La voiture autonome divise le monde

À l’occasion de l’édition 2016 de son étude, l’Observatoire Cetelem s’est penché sur la question de l’arrivée du véhicule autonome sur les routes. Laissant apparaître quelques divergences sur le sujet à travers le monde.

Sur toutes les lèvres des acteurs de l’industrie automobile mais également sur celles de nouveaux venus, la voiture autonome aura été le centre de l’attention en 2015. Preuve en est avec l’Observatoire Cetelem qui en a fait son sujet d’étude pour cette fin d’année.
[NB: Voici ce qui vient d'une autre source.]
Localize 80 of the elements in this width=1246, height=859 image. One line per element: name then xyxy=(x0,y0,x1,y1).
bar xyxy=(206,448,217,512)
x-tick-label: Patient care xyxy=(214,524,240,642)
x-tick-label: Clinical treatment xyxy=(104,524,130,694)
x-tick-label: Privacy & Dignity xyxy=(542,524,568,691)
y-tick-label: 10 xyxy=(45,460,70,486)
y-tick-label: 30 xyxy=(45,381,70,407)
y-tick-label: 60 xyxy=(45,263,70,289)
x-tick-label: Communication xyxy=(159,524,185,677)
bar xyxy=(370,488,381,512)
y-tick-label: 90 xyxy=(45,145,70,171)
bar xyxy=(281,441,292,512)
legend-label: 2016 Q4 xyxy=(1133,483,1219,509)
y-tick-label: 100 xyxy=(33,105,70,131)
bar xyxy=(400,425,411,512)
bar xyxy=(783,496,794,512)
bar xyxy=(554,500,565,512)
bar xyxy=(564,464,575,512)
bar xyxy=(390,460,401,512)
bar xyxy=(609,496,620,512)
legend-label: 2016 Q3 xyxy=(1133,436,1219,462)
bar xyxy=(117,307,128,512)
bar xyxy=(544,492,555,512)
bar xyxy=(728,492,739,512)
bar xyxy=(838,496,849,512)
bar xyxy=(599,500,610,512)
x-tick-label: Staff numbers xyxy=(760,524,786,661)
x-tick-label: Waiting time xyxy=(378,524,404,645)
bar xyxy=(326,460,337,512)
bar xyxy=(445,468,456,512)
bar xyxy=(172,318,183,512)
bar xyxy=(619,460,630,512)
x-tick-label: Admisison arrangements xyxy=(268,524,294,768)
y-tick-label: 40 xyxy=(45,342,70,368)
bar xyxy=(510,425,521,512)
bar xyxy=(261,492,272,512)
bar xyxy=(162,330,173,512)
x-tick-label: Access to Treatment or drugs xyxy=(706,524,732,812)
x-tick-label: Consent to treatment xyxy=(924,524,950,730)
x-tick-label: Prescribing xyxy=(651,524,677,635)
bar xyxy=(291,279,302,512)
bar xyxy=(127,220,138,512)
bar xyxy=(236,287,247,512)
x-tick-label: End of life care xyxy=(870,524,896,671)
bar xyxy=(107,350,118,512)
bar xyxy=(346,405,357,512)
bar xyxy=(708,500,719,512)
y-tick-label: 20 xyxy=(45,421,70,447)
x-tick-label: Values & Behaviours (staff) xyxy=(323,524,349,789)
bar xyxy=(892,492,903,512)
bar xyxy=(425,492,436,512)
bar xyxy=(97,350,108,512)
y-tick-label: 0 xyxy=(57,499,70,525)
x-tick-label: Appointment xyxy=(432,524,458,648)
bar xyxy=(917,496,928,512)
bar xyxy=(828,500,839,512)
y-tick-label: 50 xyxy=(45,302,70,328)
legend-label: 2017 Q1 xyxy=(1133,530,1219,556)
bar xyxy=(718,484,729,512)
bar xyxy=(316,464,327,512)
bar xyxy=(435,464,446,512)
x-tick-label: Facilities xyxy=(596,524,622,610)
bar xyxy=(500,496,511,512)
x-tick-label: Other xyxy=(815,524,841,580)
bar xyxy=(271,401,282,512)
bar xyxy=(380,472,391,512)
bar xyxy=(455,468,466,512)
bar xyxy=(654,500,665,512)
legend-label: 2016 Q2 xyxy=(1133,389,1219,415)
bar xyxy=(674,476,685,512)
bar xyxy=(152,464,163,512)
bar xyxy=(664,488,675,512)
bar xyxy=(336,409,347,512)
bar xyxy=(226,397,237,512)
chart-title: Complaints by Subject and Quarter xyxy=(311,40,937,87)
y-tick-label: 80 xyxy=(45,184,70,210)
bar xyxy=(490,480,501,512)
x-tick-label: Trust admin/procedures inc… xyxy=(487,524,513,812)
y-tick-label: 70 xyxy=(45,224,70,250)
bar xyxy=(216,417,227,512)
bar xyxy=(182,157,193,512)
Et le moins que l’on puisse dire, c’est que les résultats de cette enquête, réalisée avec le Bipe et TNS Sofres dans 15 pays, laisse apparaître des avis, tranchés, mais plutôt partagés sur le véhicule autonome.

Premier constat, pour 75 % des 8 500 sondés dans les 15 pays concernés (dont la Chine, les États-Unis, le Brésil, le Japon, l’Allemagne ou encore la France), le véhicule autonome sera une réalité. Mieux encore, 55 % des répondants seraient intéressés par l’utilisation d’une voiture 100 % autonome. Ce chiffre est cependant à nuancer. Si les pays émergents comme la Chine (91 %), la Turquie (81 %), le Brésil (73 %) ou encore le Mexique (69 %) se montrent très emballés, les États-Unis (32 %), l’Allemagne (36 %) et la France (41 %) sont pour le moins réticents « à lâcher le volant ».

Les pays émergents plus enthousiastes

Un autre élément confirme cet intérêt renforcé des pays en développement dans ce dossier. En effet, ils sont les plus optimistes quant à l’arrivée du véhicule autonome sur les routes. Ainsi alors que la France, l’Allemagne, le Royaume-Uni estiment qu’il devrait débarquer entre 2022 et 2024, le Mexique et le Brésil estiment pour leur part qu’il sera disponible dès 2020.

Pour expliquer ce vif intérêt de ces pays pour cette technologie, Flavien Neuvy s’est tourné vers le passé. Il a notamment expliqué qu’à l’image de « l’Afrique qui est passé tout de suite au téléphone portable sans passer par le fixe », ces sociétés « ont tendance à sauter des étapes ».

La barrière d’entrée sur le marché automobile est brisée

Si l’essor du véhicule autonome reste lié aux contraintes technologiques et réglementaires, un autre basculement semble s’opérer. En effet, pour 46 % des personnes interrogées, ce sont les spécialistes des technologies de l’information (Google, Apple, Uber…) qui seraient les plus légitimes pour commercialiser cette voiture.

Les pays de tradition automobile comme l’Allemagne, la France, les États-Unis ou le Japon ne partagent pas cette opinion et misent sur les constructeurs. Mais cet essor des nouveaux acteurs prouve « que la barrière d’entrée sur le marché automobile, que les constructeurs pensaient insurmontables, est aujourd’hui brisée », a conclu Flavien Neuvy.